4. **Scale the cluster only after requests are honest.** Adding worker nodes to cover inflated requests simply relocates the waste. When additional capacity is genuinely required, a HorizontalPodAutoscaler for elastic services and a node autoscaler for the fleet are cheaper than permanently over-provisioning both.

## Diagnostic Steps

Compare allocatable memory to the sum of requests on each node:

```bash
kubectl describe node <node-name> | sed -n '/Allocated resources/,/Events/p'
```

The table at the bottom lists requests/limits per resource and the percentage of allocatable already reserved.

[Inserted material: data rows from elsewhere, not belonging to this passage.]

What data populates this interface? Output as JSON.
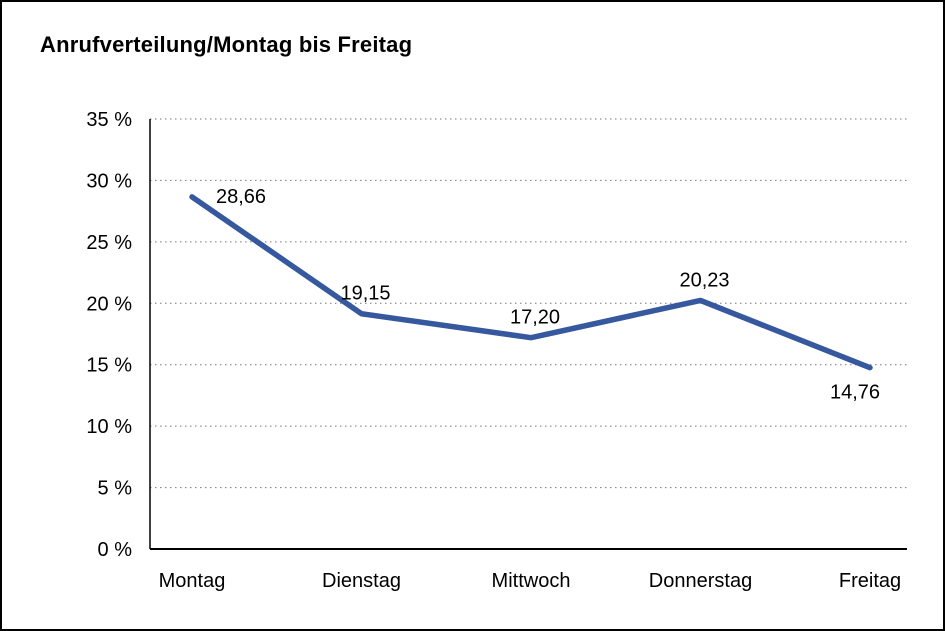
{
  "page": {
    "title": "Anrufverteilung/Montag bis Freitag"
  },
  "chart_data": {
    "type": "line",
    "title": "Anrufverteilung/Montag bis Freitag",
    "categories": [
      "Montag",
      "Dienstag",
      "Mittwoch",
      "Donnerstag",
      "Freitag"
    ],
    "values": [
      28.66,
      19.15,
      17.2,
      20.23,
      14.76
    ],
    "value_labels": [
      "28,66",
      "19,15",
      "17,20",
      "20,23",
      "14,76"
    ],
    "xlabel": "",
    "ylabel": "",
    "ylim": [
      0,
      35
    ],
    "ytick_step": 5,
    "ytick_labels": [
      "0 %",
      "5 %",
      "10 %",
      "15 %",
      "20 %",
      "25 %",
      "30 %",
      "35 %"
    ],
    "grid": "dotted-horizontal",
    "legend": "none",
    "line_color": "#35589E",
    "axis_color": "#000000",
    "gridline_color": "#777777",
    "label_positions": [
      "right",
      "above",
      "above",
      "above",
      "below"
    ]
  }
}
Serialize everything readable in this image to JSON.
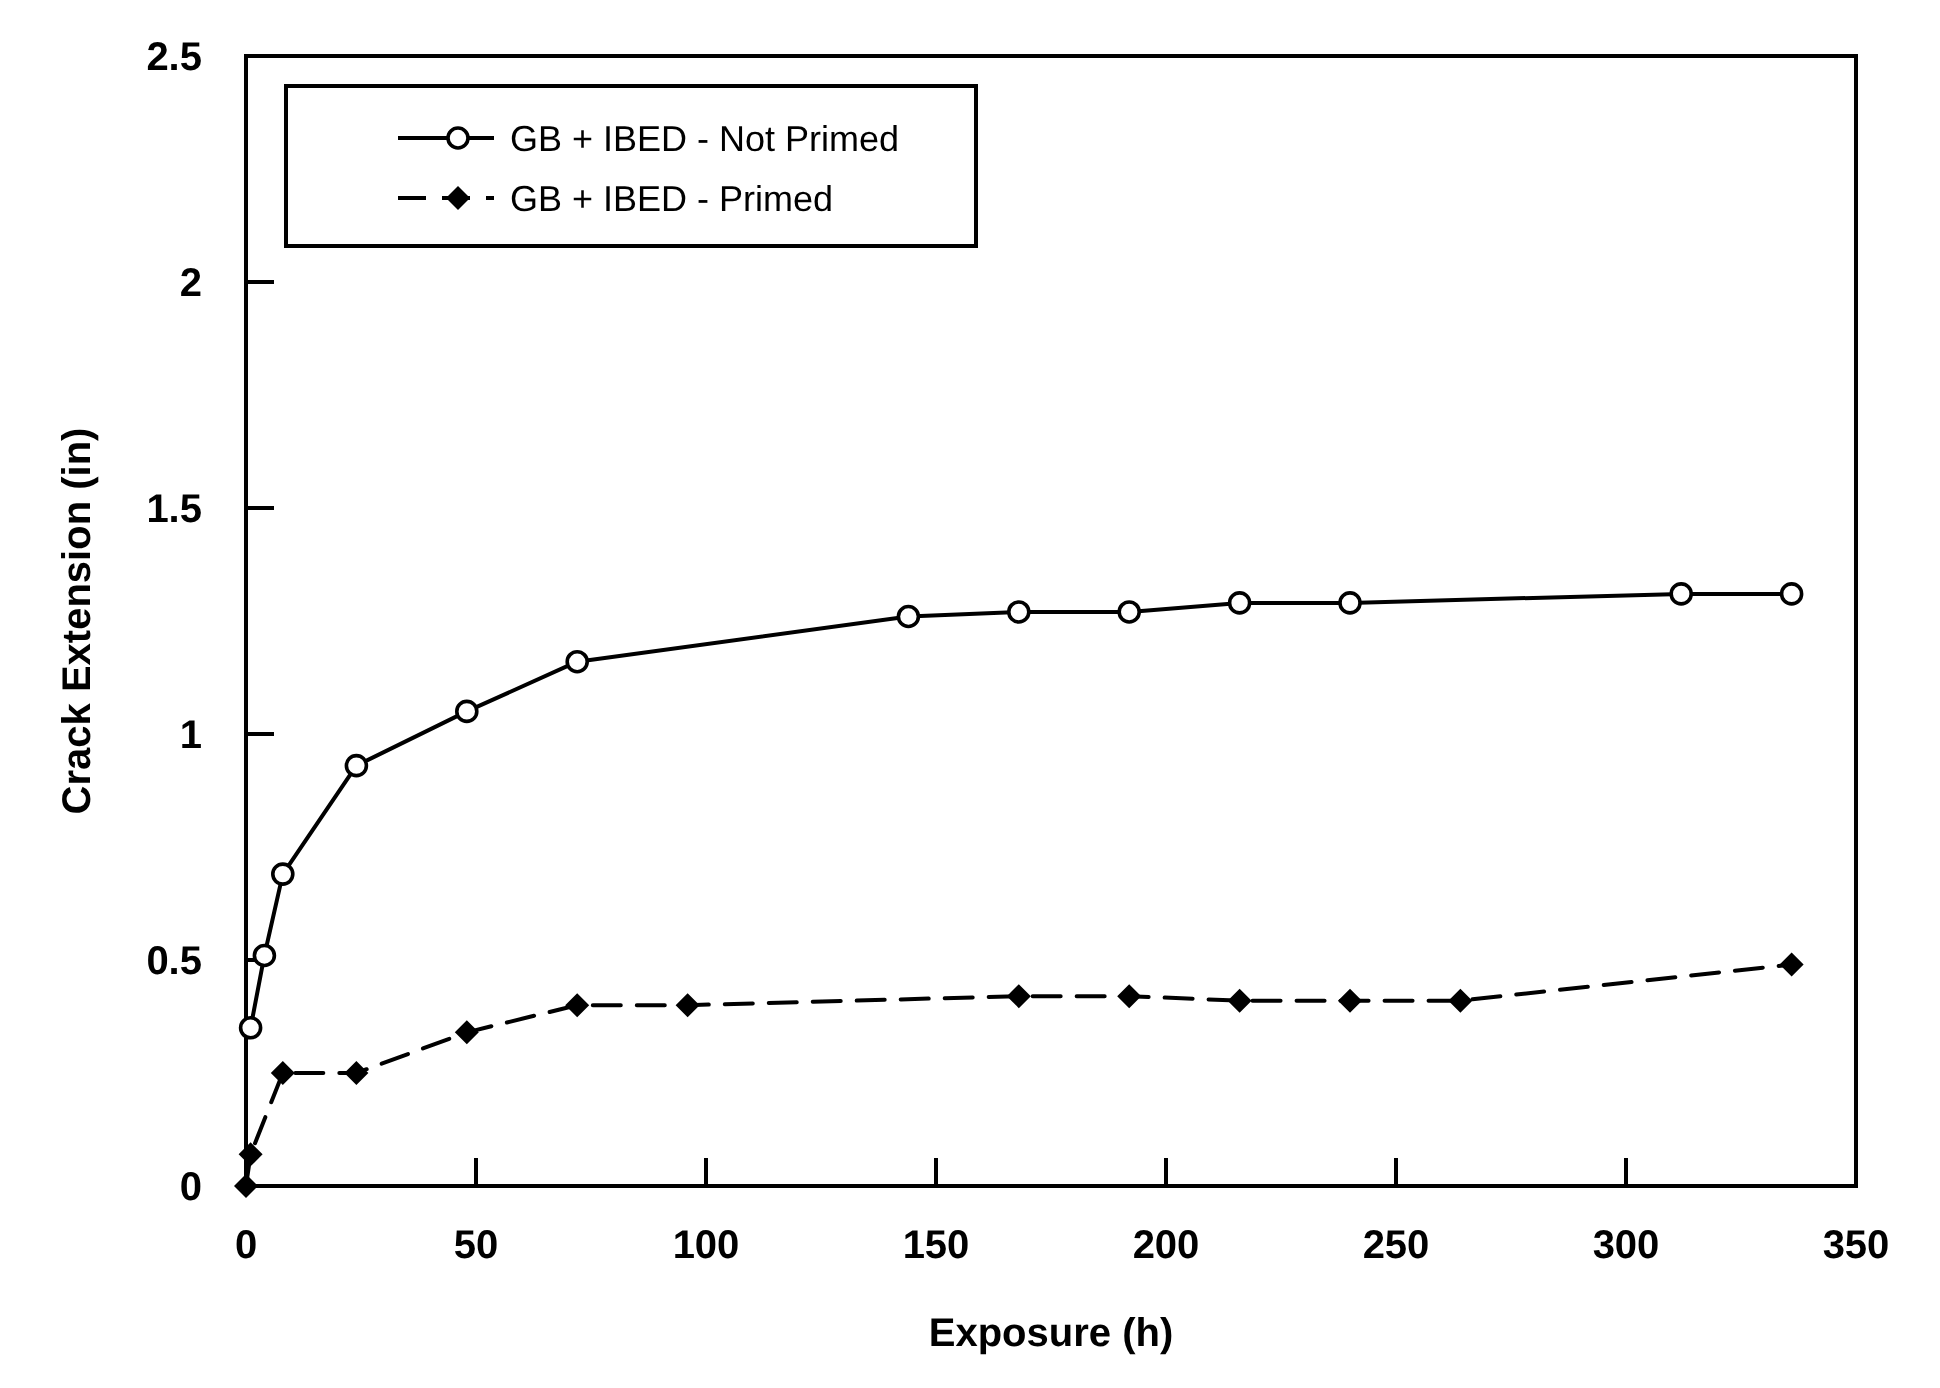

Find the top memory reservers on a suspect node:

```bash
node=<node-name>
kubectl get pods -A -o json \
--field-selector spec.nodeName=$node \
| jq -r '.items[] | .spec.containers[] as $c
| [.metadata.namespace, .metadata.name, $c.name,
($c.resources.requests.memory // "0")] | @tsv' \
| sort -k4 -h | column -t
```

Compare those numbers with real usage from the metrics pipeline:

```bash
kubectl top pod -A --containers | sort -k5 -h | tail -20
```

Inspect the pending pod's events to confirm the exact predicate that rejected each node:

```bash
kubectl describe pod <pending-pod> -n <ns>
```

If the imbalance is across a single deployment, look for a missing anti-affinity rule that is concentrating replicas on the already-saturated node.